Hands-on with the BENRUS Type I DiveWatch
The screw-down crown is well placed aesthetically and practically JEFF LI/IBTIMES US

The screw down crown has enough girth that they are easy to grip, but not protrude either aesthetically or physically. The aforementioned lopsided case acts like a crown guard in an ingenious way, that the crown can’t easily get caught on something, yet is easily gripped when you need to unscrew it. The finish of the crown matches with the bead-blasted case, and has no special marking on its convex face, making it both rugged and tasteful.

Hands-on with the BENRUS Type I DiveWatch
The BENRUS Type I is small but very readable JEFF LI/IBTIMES US

Tool Watch Readability, Dress Watch Wearability

Being a tool watch originally, the legibility on the BENRUS Type I is excellent – despite its rather small face diameter.

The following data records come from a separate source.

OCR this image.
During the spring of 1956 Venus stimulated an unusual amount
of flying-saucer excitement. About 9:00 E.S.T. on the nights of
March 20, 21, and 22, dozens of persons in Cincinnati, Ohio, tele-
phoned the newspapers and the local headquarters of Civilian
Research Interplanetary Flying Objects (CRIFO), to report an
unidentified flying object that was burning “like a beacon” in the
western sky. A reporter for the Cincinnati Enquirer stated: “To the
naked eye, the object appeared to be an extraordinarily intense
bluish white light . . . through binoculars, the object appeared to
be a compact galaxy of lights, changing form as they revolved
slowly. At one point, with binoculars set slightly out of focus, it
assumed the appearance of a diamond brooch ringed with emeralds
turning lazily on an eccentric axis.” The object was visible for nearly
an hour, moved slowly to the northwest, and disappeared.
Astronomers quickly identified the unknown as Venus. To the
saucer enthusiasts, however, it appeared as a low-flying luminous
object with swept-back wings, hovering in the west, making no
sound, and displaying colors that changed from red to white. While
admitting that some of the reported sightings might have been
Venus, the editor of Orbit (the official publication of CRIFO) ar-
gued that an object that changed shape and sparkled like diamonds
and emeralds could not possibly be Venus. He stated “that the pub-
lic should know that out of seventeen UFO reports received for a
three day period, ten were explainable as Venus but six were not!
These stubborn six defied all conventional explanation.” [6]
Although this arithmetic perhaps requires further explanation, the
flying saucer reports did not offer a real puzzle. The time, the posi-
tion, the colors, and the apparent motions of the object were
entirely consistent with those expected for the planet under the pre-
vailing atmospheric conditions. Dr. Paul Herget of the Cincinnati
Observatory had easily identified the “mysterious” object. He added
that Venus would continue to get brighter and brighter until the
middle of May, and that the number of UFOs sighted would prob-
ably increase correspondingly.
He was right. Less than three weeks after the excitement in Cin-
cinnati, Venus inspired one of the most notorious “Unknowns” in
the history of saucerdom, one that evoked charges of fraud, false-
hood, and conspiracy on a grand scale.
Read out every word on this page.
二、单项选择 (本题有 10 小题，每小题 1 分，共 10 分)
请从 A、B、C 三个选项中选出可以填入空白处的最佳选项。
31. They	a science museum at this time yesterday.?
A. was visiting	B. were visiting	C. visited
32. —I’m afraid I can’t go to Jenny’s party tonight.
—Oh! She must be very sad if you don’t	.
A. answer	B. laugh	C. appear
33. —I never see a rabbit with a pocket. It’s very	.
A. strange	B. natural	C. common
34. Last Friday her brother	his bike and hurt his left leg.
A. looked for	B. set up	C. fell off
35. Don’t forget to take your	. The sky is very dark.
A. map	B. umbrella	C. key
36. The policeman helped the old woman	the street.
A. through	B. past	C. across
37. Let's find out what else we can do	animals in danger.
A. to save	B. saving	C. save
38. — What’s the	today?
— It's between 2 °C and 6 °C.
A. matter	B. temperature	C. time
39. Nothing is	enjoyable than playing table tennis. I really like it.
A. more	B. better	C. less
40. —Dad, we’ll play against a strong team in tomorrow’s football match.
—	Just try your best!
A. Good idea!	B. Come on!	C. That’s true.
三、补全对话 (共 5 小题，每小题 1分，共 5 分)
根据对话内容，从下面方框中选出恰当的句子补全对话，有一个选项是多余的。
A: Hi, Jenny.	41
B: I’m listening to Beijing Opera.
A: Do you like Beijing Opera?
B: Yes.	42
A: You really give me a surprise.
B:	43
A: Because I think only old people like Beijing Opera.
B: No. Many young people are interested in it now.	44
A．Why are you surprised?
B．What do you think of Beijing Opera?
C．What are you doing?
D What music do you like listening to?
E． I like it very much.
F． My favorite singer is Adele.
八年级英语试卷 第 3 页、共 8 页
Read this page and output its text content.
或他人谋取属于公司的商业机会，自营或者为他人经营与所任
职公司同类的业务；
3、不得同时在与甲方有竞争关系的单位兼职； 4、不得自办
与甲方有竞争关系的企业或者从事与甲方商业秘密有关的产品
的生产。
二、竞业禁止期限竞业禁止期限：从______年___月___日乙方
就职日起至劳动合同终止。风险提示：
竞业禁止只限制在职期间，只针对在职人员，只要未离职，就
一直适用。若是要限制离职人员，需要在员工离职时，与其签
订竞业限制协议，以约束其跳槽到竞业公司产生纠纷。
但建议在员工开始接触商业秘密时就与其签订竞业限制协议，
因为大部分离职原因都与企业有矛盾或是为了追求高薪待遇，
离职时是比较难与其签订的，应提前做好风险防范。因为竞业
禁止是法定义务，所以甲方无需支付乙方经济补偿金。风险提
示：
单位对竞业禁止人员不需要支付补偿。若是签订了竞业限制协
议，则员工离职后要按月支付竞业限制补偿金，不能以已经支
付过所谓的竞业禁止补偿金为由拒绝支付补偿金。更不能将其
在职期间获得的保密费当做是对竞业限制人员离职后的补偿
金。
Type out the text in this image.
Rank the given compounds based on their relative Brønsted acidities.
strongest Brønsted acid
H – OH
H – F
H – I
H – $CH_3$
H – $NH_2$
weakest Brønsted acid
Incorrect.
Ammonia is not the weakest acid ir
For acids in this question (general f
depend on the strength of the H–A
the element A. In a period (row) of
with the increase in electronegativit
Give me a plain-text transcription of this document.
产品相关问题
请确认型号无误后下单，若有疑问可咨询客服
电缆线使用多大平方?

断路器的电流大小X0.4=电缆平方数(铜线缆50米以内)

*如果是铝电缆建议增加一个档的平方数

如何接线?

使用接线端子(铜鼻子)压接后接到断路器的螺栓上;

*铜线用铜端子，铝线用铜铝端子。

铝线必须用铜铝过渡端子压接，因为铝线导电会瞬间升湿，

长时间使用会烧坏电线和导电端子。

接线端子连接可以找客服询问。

Though it has a 42.5 mm case (from the tip of the crown to the opposite side), the face is actually only slightly over 28 mm. Though the smaller diameter would mean that the double domed Sapphire crystal would be extremely tough, I was initially worried about the readability. But after wearing it on a daily basis, I found that the design of the hands and indices made it quite easy to read, even with a quick glance.

Hands-on with the BENRUS Type I DiveWatch
The BWG9 lume at work in the dark JEFF LI/IBTIMES US

The BWG9 lume that’s applied to the hourly indices and hands are highly effective, and would increase readability in low-light situations.

Hands-on with the BENRUS Type I DiveWatch
The 14.6 mm thickness ensures it doesn’t get caught on shirt cuffs JEFF LI/IBTIMES US

Because of the slim 14.6 mm case height, the BENRUS Type I works well as a dress watch as it won’t easily catch on shirt cuffs – despite its automatic innards. In fact the overall profile of the watch is devoid of any protrusions that might pose a catching risk, a design that comes in useful for both dress up situations or EDC usage.